石デ読ム宮沢賢治

石の博物館編
銀座屋出版社
刊行:1999/05/20
富士宮市の奇石博物館で購入
読了日:2006/03/08
富士宮市の奇石博物館訪問記念。 奇石博物館なんて、鉱物マニアが自分のコレクションをちょっと見せている だけかと思っていたら、けっこうおもしろいところがいろいろあって感心した。 そのひとつが、宮沢賢治の作品のなかで鉱物を扱っている部分を抜き出して、 実際の石と対比しながら展示してある部分だった。 このブックレットはその解説である。

宮沢賢治が地学に通じているのは「グスコーブドリの伝記」である程度 知られているところではあるが、その他にもいろんな作品で登場していて さらには地学を題材とした「楢の木大学士の野宿」なんていう物語を 書いているとは全く知らなかった。宮沢賢治というと小中学校で読まされるけど、 それ以来読んだことがなかったから、こんな地学専門家が内輪ウケできるような ネタを書いているとは知らなかった。このブックレットでは、解説付きで そういう物語の抄録が載せてある。

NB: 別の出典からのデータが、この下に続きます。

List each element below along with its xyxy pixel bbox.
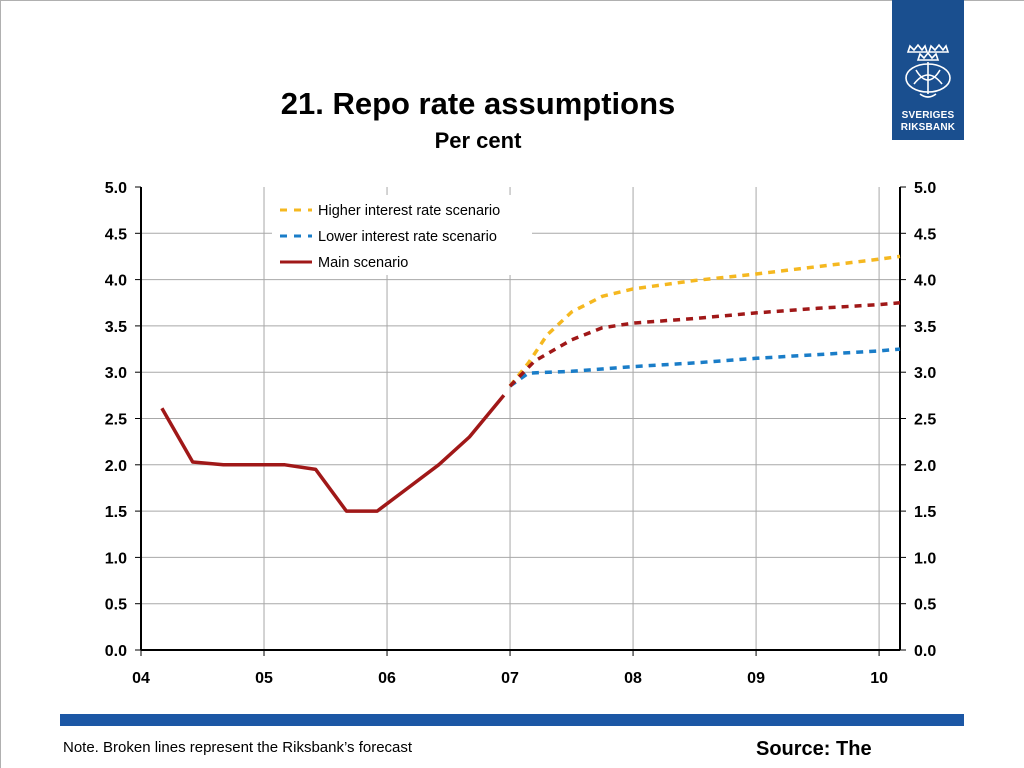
y-tick-label-left: 5.0 — [105, 180, 127, 197]
x-tick-label: 07 — [501, 670, 519, 687]
logo-text-riksbank: RIKSBANK — [900, 122, 956, 133]
y-tick-label-right: 0.5 — [914, 597, 936, 614]
footer-divider-bar — [60, 714, 964, 726]
footer-source: Source: The — [756, 738, 872, 760]
y-tick-label-right: 2.0 — [914, 458, 936, 475]
series-line-main-forecast — [508, 301, 901, 388]
y-tick-label-right: 4.0 — [914, 273, 936, 290]
x-tick-label: 09 — [747, 670, 765, 687]
y-tick-label-left: 4.0 — [105, 273, 127, 290]
y-tick-label-right: 1.0 — [914, 550, 936, 567]
y-tick-label-left: 3.5 — [105, 319, 127, 336]
y-tick-label-left: 3.0 — [105, 365, 127, 382]
y-tick-label-left: 1.0 — [105, 550, 127, 567]
series-line-higher-interest-rate-scenario — [508, 254, 901, 388]
y-tick-label-left: 2.0 — [105, 458, 127, 475]
y-tick-label-left: 4.5 — [105, 226, 127, 243]
slide-frame-top — [0, 0, 1024, 1]
x-tick-label: 04 — [132, 670, 150, 687]
legend-label: Main scenario — [318, 255, 408, 271]
y-tick-label-left: 1.5 — [105, 504, 127, 521]
footer-note: Note. Broken lines represent the Riksban… — [63, 739, 413, 756]
y-tick-label-left: 0.5 — [105, 597, 127, 614]
y-tick-label-right: 3.0 — [914, 365, 936, 382]
y-tick-label-right: 5.0 — [914, 180, 936, 197]
crown-emblem-icon — [905, 43, 951, 98]
y-tick-label-right: 2.5 — [914, 412, 936, 429]
riksbank-logo: SVERIGES RIKSBANK — [892, 0, 964, 140]
x-tick-label: 08 — [624, 670, 642, 687]
logo-text-sveriges: SVERIGES — [901, 110, 955, 121]
y-tick-label-left: 0.0 — [105, 643, 127, 660]
y-tick-label-right: 3.5 — [914, 319, 936, 336]
chart-subtitle: Per cent — [434, 128, 522, 153]
series-line-main-scenario — [160, 394, 506, 513]
slide-frame-left — [0, 0, 1, 768]
legend-label: Lower interest rate scenario — [318, 229, 497, 245]
x-tick-label: 10 — [870, 670, 888, 687]
x-tick-label: 05 — [255, 670, 273, 687]
y-tick-label-left: 2.5 — [105, 412, 127, 429]
y-tick-label-right: 4.5 — [914, 226, 936, 243]
x-tick-label: 06 — [378, 670, 396, 687]
series-line-lower-interest-rate-scenario — [508, 347, 901, 388]
legend-box — [272, 195, 532, 275]
chart-title: 21. Repo rate assumptions — [280, 86, 676, 121]
y-tick-label-right: 0.0 — [914, 643, 936, 660]
legend-label: Higher interest rate scenario — [318, 203, 500, 219]
y-tick-label-right: 1.5 — [914, 504, 936, 521]
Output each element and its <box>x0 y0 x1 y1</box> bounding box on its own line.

以下のことが解説なしで何を言っているか見当が付けば、それはかなり 岩石鉱物学の知識がある人である。

「バイオタさんがひどくおなかが痛がってます。どうか早く診て下さい。」
(中略)
「はぁい、いまだんだんそっちを向きますから。ようっと。はい、これは、なるほど。 ふふん。一寸脈をお見せ。はい、こんどはお舌、ははあ、よろしい。そして 第十八へきかい予備面が痛いと。なるほど、ふんふん、いやわかりました。 どうもこの病気は恐いですよ。それにお前さんのからだは大地の底に居たときから 慢性りょくでい病にかかって大分軟化してますからね、どうも恢復の見込がありません。」